I’ve been pretty busy the last few weeks, working on a few pieces of music that are struggling to reach completion.
Not many composers talk much about the compositional process, and the difficulties that are sometimes involved. So when we hear a piece of music at its completion, we’re never really aware of what went into it, or how much in the way of blood, sweat and tears were bred into its making.
For me, some music comes easy. “Mary Sings A Lullaby” was written in the space of a few hours. “Crescent Moon” appeared in the space of three or four days, when my husband was on business overseas, and I had no-one and nothing to keep me company in the evenings. And “Where Is The Moon?” was also a few hours, coming quickly and with little effort.
But other pieces have been really hard. And at the moment, I’m struggling with an “Ave Maria” whose principal themes arrived quickly, but now seems to sit in a secondary phase of development, not wanting to be finished. I know it will happen, but it seems to be challenging me at every turn.
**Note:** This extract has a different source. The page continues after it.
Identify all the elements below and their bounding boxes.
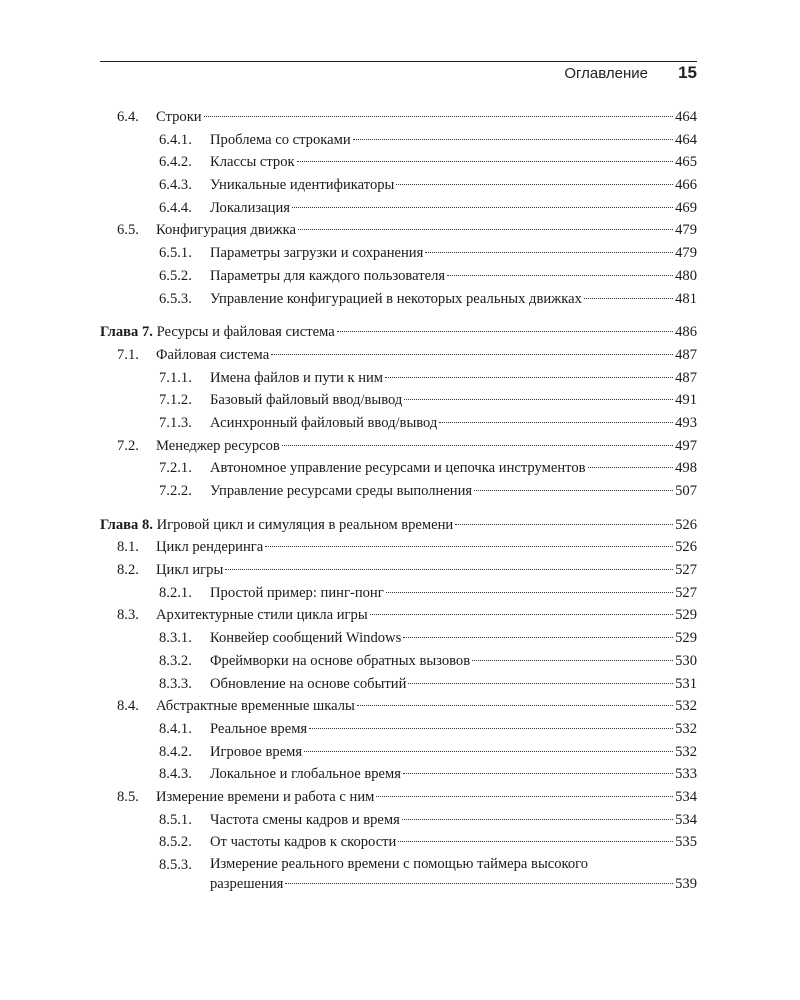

Then, of course, there are just the everyday businesses of life that slow things down. I have two kids, and they’re demanding. Other interests fill my hours, and I have a farm to run that takes time. We’ve had four groups of overseas visitors come to stay in four months (*waves*), and – while it has been lovely – it does take a fair chunk of your time to show people around our beautiful Taieri and city.
Plus we’ve been renovating. The whole top storey of our home has been redecorated and painted. I’ve been up, fourteen feet in the air, perched on stepladders, covered in eau-de-nil paint, and dabbing at walls on my tiptoes. The house (or the upper part of it!) is looking awesome, but it all took time in which I wasn’t composing.
But now the winter is on its way. Everywhere I look, autumn has settled in with a vengeance, and the nights are definitely feeling colder. Daylight Savings time is over. And soon it will be too cold to do much on the farm besides a little bit of fence-fixing here and there, and just regular checks on our animals.
That’s when the composition will happen in big chunks. Because there is nothing better to do, when the wind is blowing hard outside, than to snuggle up under the heater with my laptop, and fiddle with the lines of a new piece. Or complete something that has been on the backburner for a while.
So yes, things are definitely moving. “Ave Maria” will get out of the door – eventually. I promise. What I have done is sounding incredible. It’s on its way.
I’m looking forward to sharing it with you when it is done.